Address-based Householding¶
A household is a group of people who share a physical address and possibly other attributes. For example: a shared device or network, a shared last name, a shared phone number. Householding is a process that identifies a unique household in a data set.
Address-based householding is a process that standardizes addresses, pairs them with a last name, and then assigns that pair a Household ID.
A Household ID is a universally unique identifier (UUID) that uniquely identifies the combination of a standardized address and a last name.
Note
This topic describes address-based householding as a starting point. An implementation of address-based householding can vary significantly from tenant to tenant, depending on the
Type and number of data sources
Number of addresses
Types of direct mail campaigns that will be based on the results
along with other dependencies that may be tenant-specific.
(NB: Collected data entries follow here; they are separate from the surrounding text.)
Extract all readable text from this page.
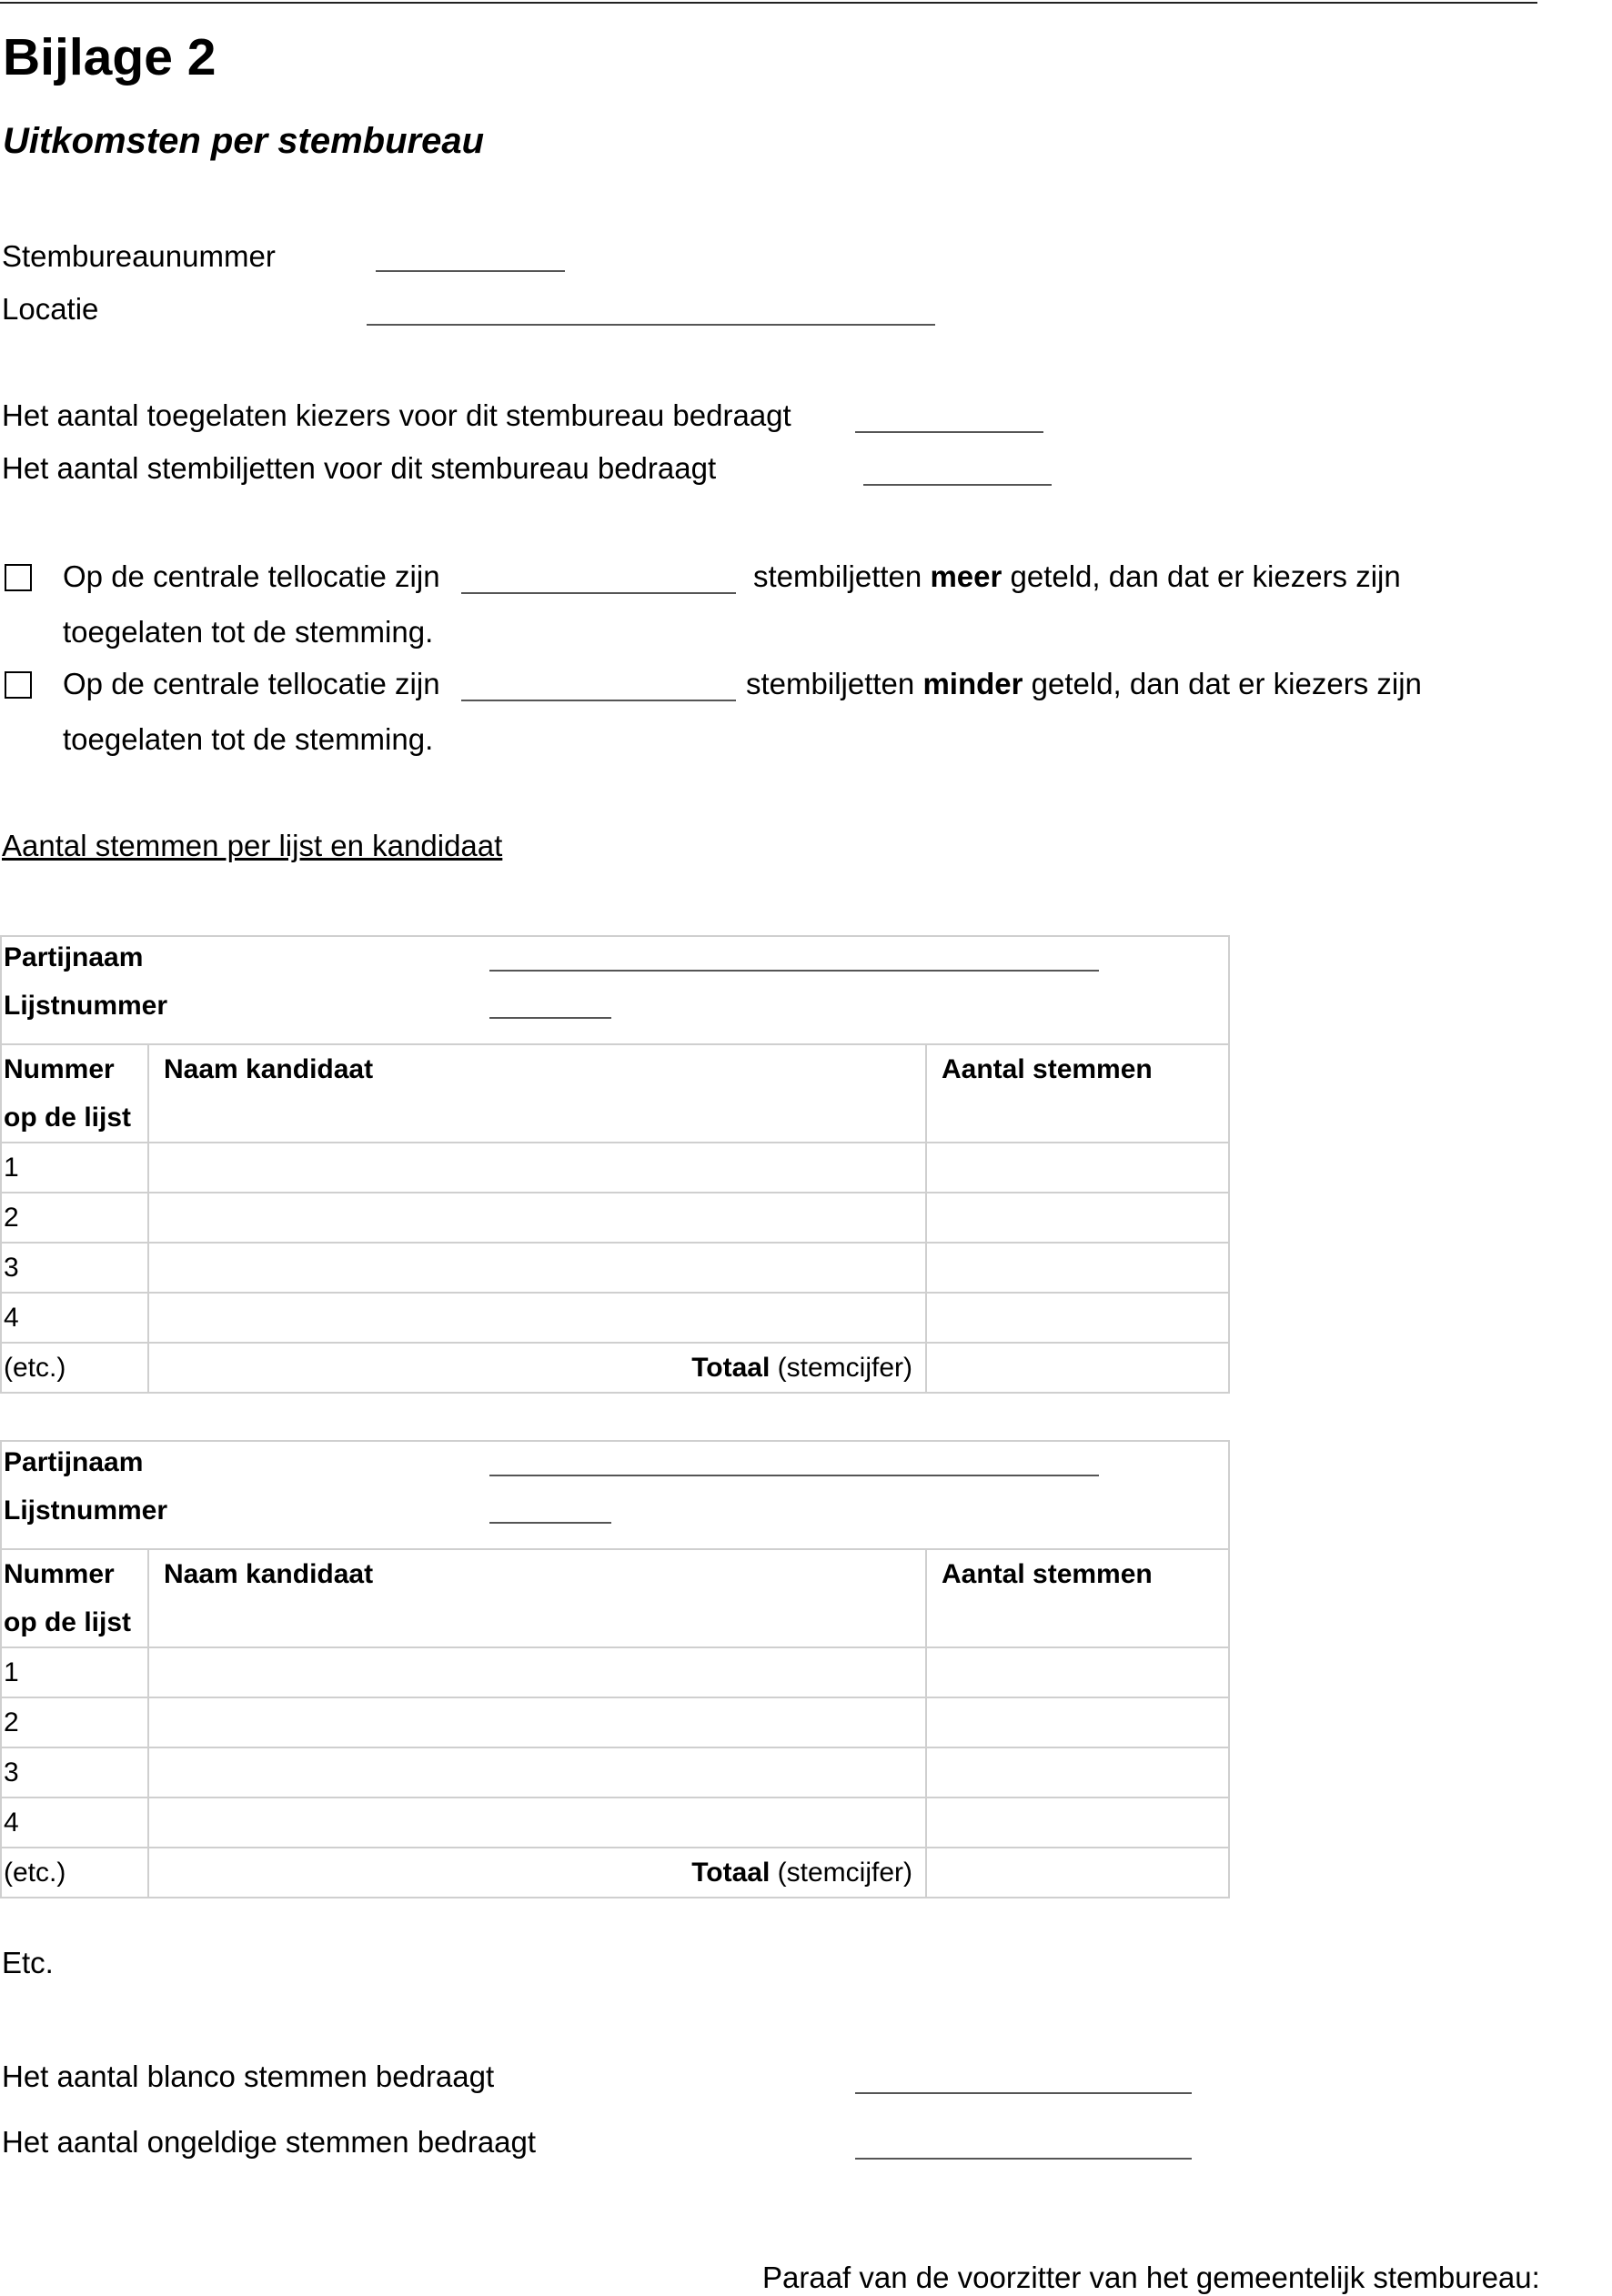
Bijlage 2
Uitkomsten per stembureau
Stembureaunummer
Locatie
Het aantal toegelaten kiezers voor dit stembureau bedraagt
Het aantal stembiljetten voor dit stembureau bedraagt
Op de centrale tellocatie zijn	stembiljetten meer geteld, dan dat er kiezers zijn
toegelaten tot de stemming.
Op de centrale tellocatie zijn	stembiljetten minder geteld, dan dat er kiezers zijn
toegelaten tot de stemming.
Aantal stemmen per lijst en kandidaat
Partijnaam
Lijstnummer		

Nummer
op de lijst	Naam kandidaat	Aantal stemmen
1		
2		
3		
4		
(etc.)	Totaal (stemcijfer)	
Partijnaam
Lijstnummer		

Nummer
op de lijst	Naam kandidaat	Aantal stemmen
1		
2		
3		
4		
(etc.)	Totaal (stemcijfer)	
Etc.
Het aantal blanco stemmen bedraagt
Het aantal ongeldige stemmen bedraagt
Paraaf van de voorzitter van het gemeentelijk stembureau:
Please discuss address-based householding with your Amperity representative prior to adding it so they can help the scope and level of detail that may be required for your tenant.
How it works¶
Address-based householding is built upon the results of the Merged_Customers table. This enables address-based householding the ability to use the results of individual identity resolution that was performed by Amperity (and built into the Merged_Customers table). Apply the results of address-based householding to campaigns that rely on physical addresses, such as direct mail campaigns, to ensure that a single household gets a single piece of direct mail, even when multiple unique individuals reside within the same household.
Tip
Address-based householding can be improved when used alongside standardization provided by national change of address (NCOA) and coding accuracy support system (CASS).
National Change of Address (NCOA) is a secure dataset of approximately 160 million permanent change-of-address (COA) records consisting of the names and addresses of individuals, families, and businesses who have filed a change-of-address with the United States Postal Service (USPS).
Coding accuracy support system (CASS) is an address standardization concept that helps clean address to make them more effective for direct mail campaigns.
The process for enabling address-based householding includes:
Reviewing the Merged_Customers table to identify any tenant-specific behaviors within the table that may need to be considered when extending Amperity for address-based householding.
Reviewing the bad-values blocklist to identify any tenant-specific behaviors within the blocklist workflow and to identify the name of the domain table associated with the bad-values blocklist feed.
Adding a Merged_Households table to the customer 360 database
Building segments that use the Household ID, which is a UUID that is available to segments from the Merged_Households table.
Sending segment results to any downstream process.
Tip
Additional use cases for address-based householding include:
Joining the Merged_Households table to the Customer_360 table to add the
household_id
andhousehold_size
fields. This makes them available as profile attributes.Using a common table expression (CTE) to flag a single individual that is associated with an address as the primary contact.
Adding a Household_360 table. This is similar to the Customer_360 table and can merge values down to a single row per Household ID. This enables the use of summary attributes, such as identifying household lifetime value.
Add feed for address standardization¶
Address standardization starts as a feed that loads a CSV file that contains a list of address variations for state and street names. Download a copy of the address-standardization.csv file to your local computer, and then upload that file to Amperity when adding the feed.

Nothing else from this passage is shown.